(eng) Mike Mullin - Ashfall 01 by Ashfall

(eng) Mike Mullin - Ashfall 01 by Ashfall

Author:Ashfall [Ashfall]
Language: eng
Format: epub
Published: 0101-01-01T00:00:00+00:00


Chapter 32

It got colder throughout the day. When we stopped for lunch, I was surprised to find that the water bottles I’d packed in the outside pockets of my backpack were partially frozen. After we ate (cold strips of smoked rabbit meat), I repacked everything so that the water was inside the pack, against my back. Hopefully that would keep it liquid.

Now that she didn’t have to hold the rabbit, Darla kept up easily. She probably could have passed me—she was in way better shape than I was—but she skied behind, matching my pace.

I started searching for a place to spend the night about midafternoon. There were farmhouses along the road every half mile or so. The first three we passed had tracks in the ash between the outbuildings and the houses. Probably the people in them would have been friendly and let Darla and me hole up in one of their barns overnight, but I was tired of people and their stupid guns. I skied on.

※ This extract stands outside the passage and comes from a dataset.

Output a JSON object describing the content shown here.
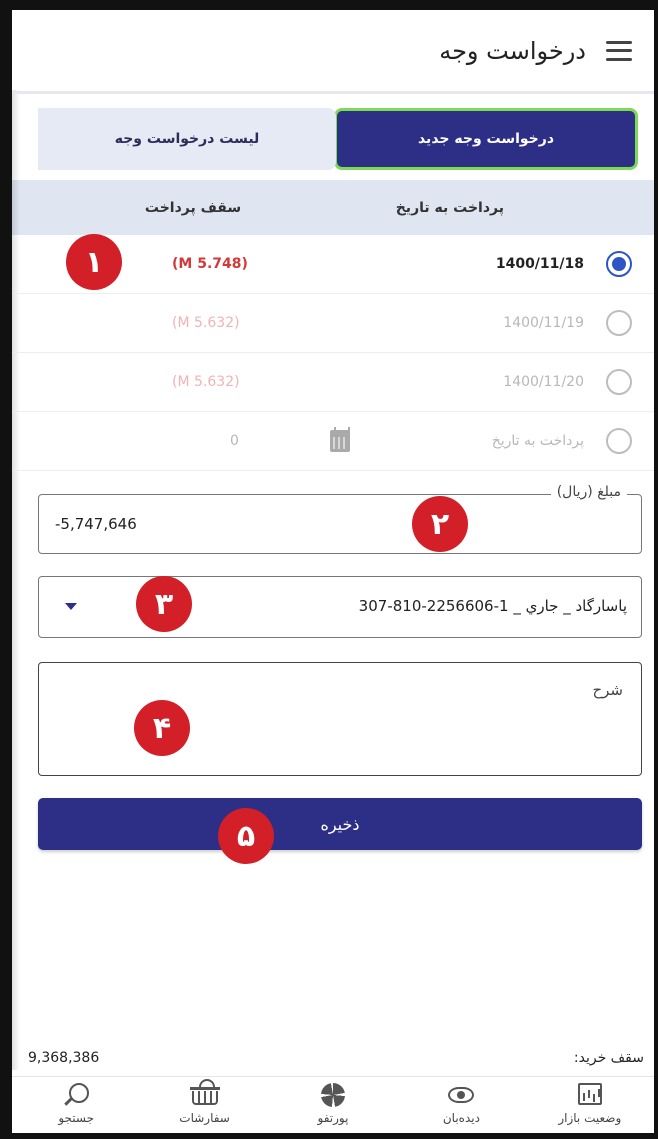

The fourth place we came to was obviously uninhabited, obvious because the house, barn, and garage had all collapsed. The only intact buildings were two concrete grain silos. I slid twice around both the cylindrical silos, looking to see if we could get inside, but there was no visible entrance. There must have been some way to get in-they’d be useless if the farmers couldn’t load them with grain. Maybe Darla knew how they worked, but she still wasn’t talking.

The barn had stood next to the silos, but it was hopeless. The ash had flattened it completely—panels of wood siding and rafters jutted randomly from the heaped wreckage.

The front part of the farmhouse was standing, sort of. The whole back section and roof had collapsed, pulling the front wall backward so it leaned precariously at about a sixty-degree angle. I didn’t want to get near it for fear it would fall on us.

A big metal garage had stood not far from the house. The roof and walls were down, but something was supporting the wreckage in the middle. I crawled under a bent wall panel to check it out but couldn’t see anything inside. I had to duck out, fish a candle out of my pack, and try again.

There was a huge John Deere tractor inside, a combine, I guessed. It supported the wrecked roof, creating a triangular area big enough to walk around in. It seemed safe enough; certainly the tractor wasn’t going anywhere. And finding a sheltered spot to spend the night was a huge relief. At least we wouldn’t freeze to death—not tonight, anyway.

I led Darla in and built a fire beside the combine, using scraps of wood from the fallen barn. It’s a lot harder to cook over a fire than you’d think. I made corn pone. Some of it was a bit burnt, but Darla ate it, and she hates corn pone, so maybe it wasn’t too bad. Either that or she was starving. She got some cornmeal from my pack and tried to feed her rabbit.